C++ has a type 'unsigned' X, e.g., 'unsigned int.' For example, a minus index of an array usually doesn't make sense, therefore this type is used for that. This type is good for bit array storage, but using an unsigned int instead of an int to gain one more bit is almost never a good idea. (*) Especially combination with implicit conversion makes this hard. I think this unsigned number is not intuitive when the computation result is minus, it still stays a positive number.

For example, unsigned int -1 is usually equal to 4294967295 on 32bit machine.  This is depends on how an integer number is represented in a computer. Even one who knows this internal representation wrote a code on 32bit environment, sometimes it doesn't work on a 64bit machine. For example, he/she assumes size_t and unsigned int are the same type, and uses -1 as an illegal value.

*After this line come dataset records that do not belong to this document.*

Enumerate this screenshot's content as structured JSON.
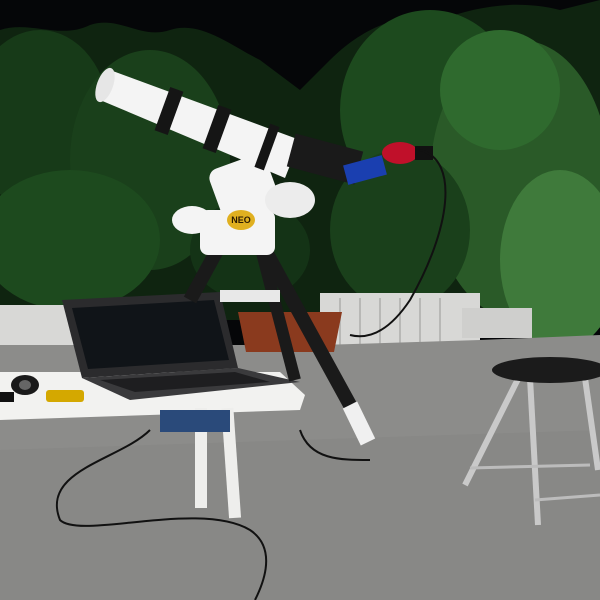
{
  "scene": {
    "description_free": true,
    "mount_badge": {
      "label": "NEO"
    },
    "colors": {
      "sky": "#050608",
      "foliage_dark": "#0f2410",
      "foliage_mid": "#1d4a1e",
      "foliage_light": "#3f7a3b",
      "pavement": "#8c8c8a",
      "wall": "#d8d8d6",
      "telescope_body": "#f4f4f4",
      "telescope_band": "#151515",
      "tripod_leg": "#1a1a1a",
      "laptop": "#2b2b2d",
      "laptop_screen": "#101418",
      "table": "#f2f2f0",
      "stool_seat": "#1b1b1b",
      "stool_leg": "#c9c9c9",
      "accent_red": "#c0102a",
      "accent_blue": "#1a3fb0",
      "badge_gold": "#e0b020"
    }
  }
}
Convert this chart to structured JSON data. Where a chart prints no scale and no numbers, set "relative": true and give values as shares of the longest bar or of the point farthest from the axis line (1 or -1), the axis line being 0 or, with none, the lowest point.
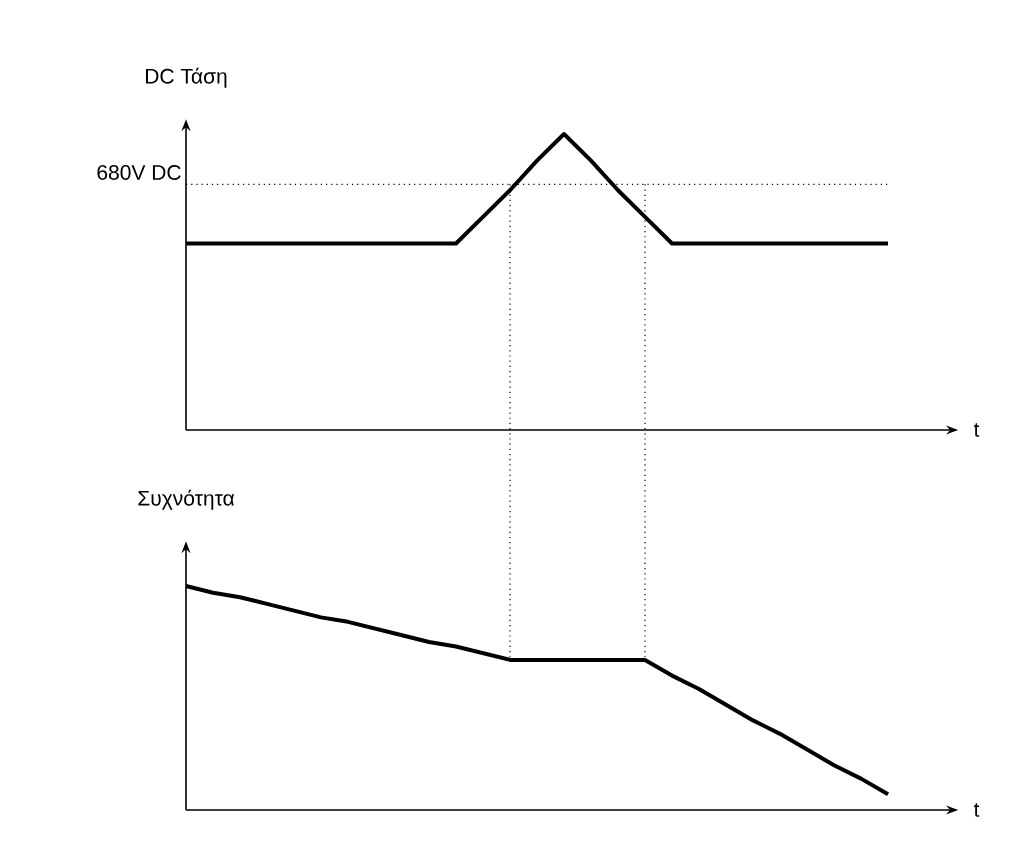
{
  "chart_data": [
    {
      "type": "line",
      "relative": true,
      "ylabel": "DC Τάση",
      "xlabel": "t",
      "marker": "none",
      "line_style": "solid",
      "categories": [
        null,
        null,
        null,
        null,
        null,
        null,
        null,
        null,
        null,
        null,
        null,
        null,
        null,
        null,
        null,
        null,
        null,
        null,
        null,
        null,
        null,
        null,
        null,
        null,
        null,
        null,
        null
      ],
      "series": [
        {
          "color": "#000000",
          "values": [
            0.63,
            0.63,
            0.63,
            0.63,
            0.63,
            0.63,
            0.63,
            0.63,
            0.63,
            0.63,
            0.63,
            0.72,
            0.81,
            0.91,
            1,
            0.91,
            0.81,
            0.72,
            0.63,
            0.63,
            0.63,
            0.63,
            0.63,
            0.63,
            0.63,
            0.63,
            0.63
          ]
        }
      ],
      "ref_lines": [
        {
          "axis": "y",
          "value": 0.83,
          "label": "680V DC",
          "line_style": "dotted",
          "color": "#000000"
        }
      ]
    },
    {
      "type": "line",
      "relative": true,
      "ylabel": "Συχνότητα",
      "xlabel": "t",
      "marker": "none",
      "line_style": "solid",
      "categories": [
        null,
        null,
        null,
        null,
        null,
        null,
        null,
        null,
        null,
        null,
        null,
        null,
        null,
        null,
        null,
        null,
        null,
        null,
        null,
        null,
        null,
        null,
        null,
        null,
        null,
        null,
        null
      ],
      "series": [
        {
          "color": "#000000",
          "values": [
            1,
            0.97,
            0.95,
            0.92,
            0.89,
            0.86,
            0.84,
            0.81,
            0.78,
            0.75,
            0.73,
            0.7,
            0.67,
            0.67,
            0.67,
            0.67,
            0.67,
            0.67,
            0.6,
            0.54,
            0.47,
            0.4,
            0.34,
            0.27,
            0.2,
            0.14,
            0.07
          ]
        }
      ]
    }
  ]
}
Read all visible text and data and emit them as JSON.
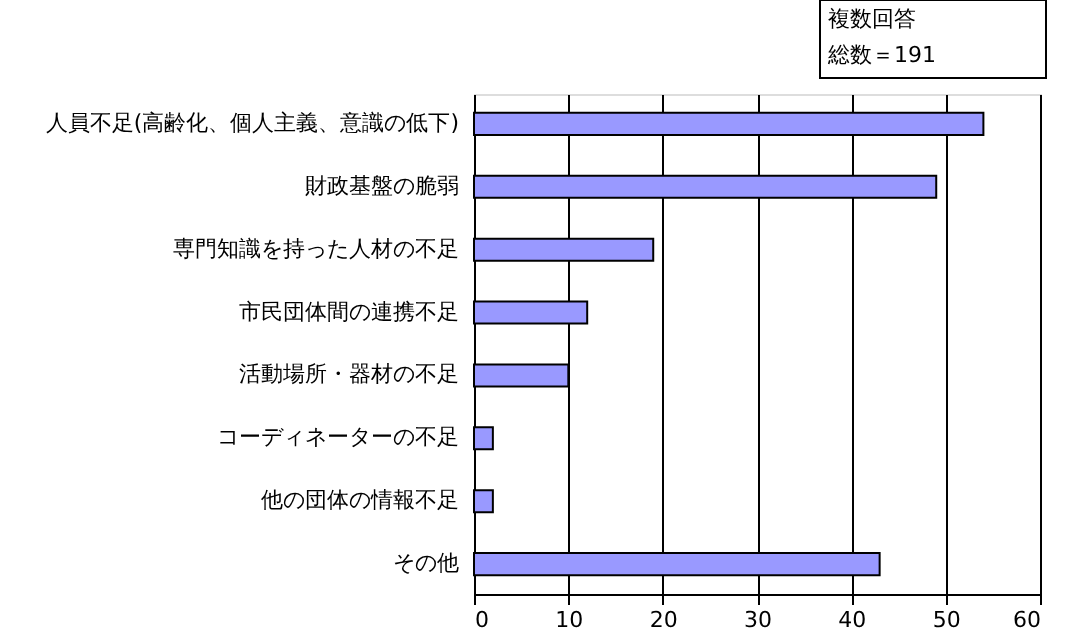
{
  "chart_data": {
    "type": "bar",
    "orientation": "horizontal",
    "categories": [
      "人員不足(高齢化、個人主義、意識の低下)",
      "財政基盤の脆弱",
      "専門知識を持った人材の不足",
      "市民団体間の連携不足",
      "活動場所・器材の不足",
      "コーディネーターの不足",
      "他の団体の情報不足",
      "その他"
    ],
    "values": [
      54,
      49,
      19,
      12,
      10,
      2,
      2,
      43
    ],
    "color": "#9999ff",
    "xlim": [
      0,
      60
    ],
    "xticks": [
      0,
      10,
      20,
      30,
      40,
      50,
      60
    ],
    "grid": "x",
    "annotations": [
      "複数回答",
      "総数＝191"
    ]
  }
}
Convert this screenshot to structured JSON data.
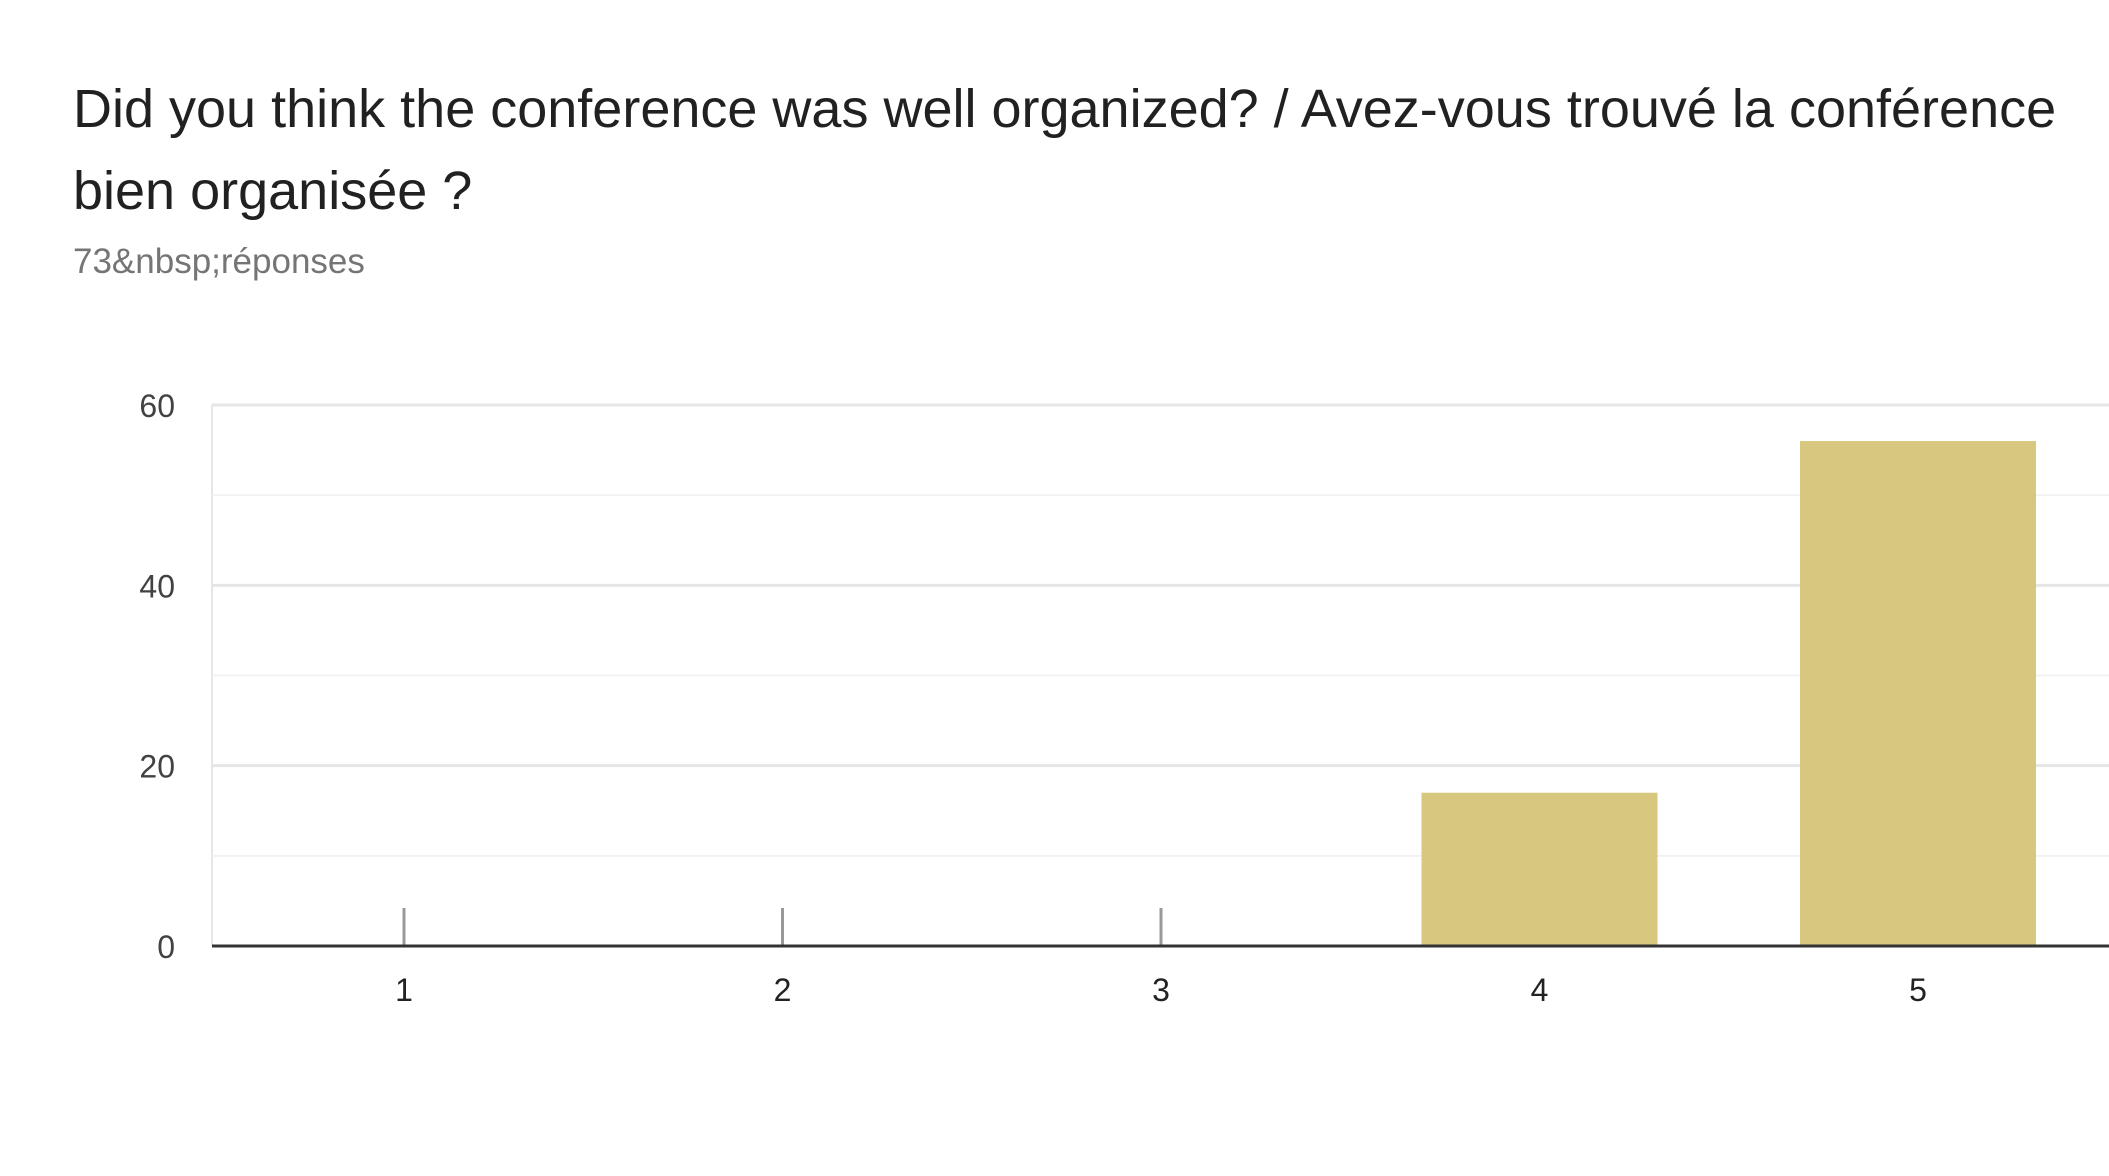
{
  "title": "Did you think the conference was well organized? / Avez-vous trouvé la conférence bien organisée ?",
  "subtitle": "73&nbsp;réponses",
  "colors": {
    "bar": "#d7c77f",
    "axis": "#333333",
    "grid": "#e6e6e6",
    "minor_grid": "#f2f2f2",
    "tick_mark": "#999999",
    "label": "#424242"
  },
  "chart_data": {
    "type": "bar",
    "title": "Did you think the conference was well organized? / Avez-vous trouvé la conférence bien organisée ?",
    "xlabel": "",
    "ylabel": "",
    "categories": [
      "1",
      "2",
      "3",
      "4",
      "5"
    ],
    "values": [
      0,
      0,
      0,
      17,
      56
    ],
    "ylim": [
      0,
      60
    ],
    "yticks": [
      0,
      20,
      40,
      60
    ],
    "grid": true,
    "legend": false
  }
}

The following code usually doesn't work on a 64bit machine, but works on a 32bit machine.
---
#include <iostream>
#include <vector>

void foo(std::vector< int > & vec, size_t idx){
    if(idx == size_t(-1)){
        std::cout << "Illegal index" << std::endl;
        return;
    }
    std::cout << "OK! accessing a vector with idx = " << idx << std::endl;
    // vec[idx] = ...
}

int main()
{
    std::vector< int > vec;
    unsigned int idx = -1;      // illegal index
    foo(vec, idx);

    unsigned int uint_minus_1(-1);
    size_t   size_t_minus_1(-1);
    size_t   size_t_casted = static_cast< size_t >(uint_minus_1);

    std::cout << "(unsigned int)(-1)  = " << uint_minus_1   << std::endl;
    std::cout << "size_t(-1)          = " << size_t_minus_1 << std::endl;
    std::cout << "size_t(-1) (casted) = " << size_t_casted  << std::endl;
}
---
The result is as following. 
---
nvlp[16]bash % ./unsigned_fail
OK! accessing a vector with idx = 4294967295
(unsigned int)(-1)  = 4294967295
size_t(-1)          = 18446744073709551615
size_t(-1) (casted) = 4294967295
---

First of all, assign -1 to unsigned type is a problem. Also, implicit conversion makes invisible the problem. In C++ language, -1 has a different value according to the type. I think this is very difficult. Recent compiles might tell us this as a warning. I watch this warning since this is a potential error. One of my friend told me, "unsigned is evil." I also try to avoid unsigned type.

If you learn computer architecture, it sounds natural that -1 is equal to 4294967295. But, nowadays I try to think it is actually strange. If I think in that way, I could avoid the bugs in this example and I think I could write more portable and solid code.

(*) Bjarne Stroustrup, C++ Programming Language 3rd Ed. Section 4.4, paragraph 2. p.73

1 comment:

Erik said...

This post (from 2010 it looks like) is the first clear explanation I've been able to find on using size_t.

I can understand why, for example, conversion of a double to a size_t may not work even if the double is positive (an error that I've come across).

There is a bit of code, Matrix.cpp, written by Stroustrup where he mentions in his notes that he dislikes unsigned.

At the same time, I've come across a number of comments on other blogs that suggest using size_t in loops that index arrays may lead to a ~10 percent speed up.

From my experience, this seem generally not worth the problems that it causes.